A nongray-wall emissivity model for the Wide-Band Correlated K-distribution method

Abstract

The walls of combustion systems are usually assumed to be black or gray in radiative calculations, which may cause large errors. The Planck-function-weighted emissivity is usually used as the gray-wall emissivity when using the Wide-Band Correlated K-distribution method. This approach can demonstrate good accuracy when coupled with the emissivity-based optimized band interval approach proposed by Solovjov et al., 2013. To improve computational efficiency without losing accuracy, a nongray-wall emissivity model and an absorption-coefficient-based method for determining the band interval are proposed. The accuracy of nongray-wall and gray-wall emissivity models along with different approaches to determine the band intervals is evaluated in three 1D isothermal and homogeneous cases bounded by fly-ash deposit, a high-temperature alloy, and soot deposit and a 3D fuel-air flame bounded by fly-ash deposit.
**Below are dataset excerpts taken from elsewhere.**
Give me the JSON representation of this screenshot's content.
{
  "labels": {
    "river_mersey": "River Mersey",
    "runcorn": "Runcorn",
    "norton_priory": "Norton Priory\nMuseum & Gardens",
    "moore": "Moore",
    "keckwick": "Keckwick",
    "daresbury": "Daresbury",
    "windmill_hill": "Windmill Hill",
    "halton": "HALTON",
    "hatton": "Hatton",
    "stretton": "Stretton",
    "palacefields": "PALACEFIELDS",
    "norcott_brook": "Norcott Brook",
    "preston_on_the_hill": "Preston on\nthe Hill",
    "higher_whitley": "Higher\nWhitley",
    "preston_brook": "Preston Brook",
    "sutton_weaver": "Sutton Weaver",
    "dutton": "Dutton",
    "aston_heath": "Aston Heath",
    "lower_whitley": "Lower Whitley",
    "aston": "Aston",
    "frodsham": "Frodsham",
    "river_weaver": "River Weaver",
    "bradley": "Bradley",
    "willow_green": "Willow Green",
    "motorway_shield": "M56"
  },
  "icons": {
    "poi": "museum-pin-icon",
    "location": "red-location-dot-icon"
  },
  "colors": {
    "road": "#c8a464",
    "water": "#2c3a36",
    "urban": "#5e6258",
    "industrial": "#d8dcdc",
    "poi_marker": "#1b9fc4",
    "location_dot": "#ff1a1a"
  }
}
The results show that the nongray-wall emissivity model is much more accurate than the gray-wall one when the number of bands is greater than 1. Coupled with the absorption-coefficient-based band interval approach, the nongray-wall emissivity model becomes more accurate when the number of bands is larger than 2, especially for low-temperature walls. It is sufficient to divide the entire spectrum into 4 bands for the cases tested here.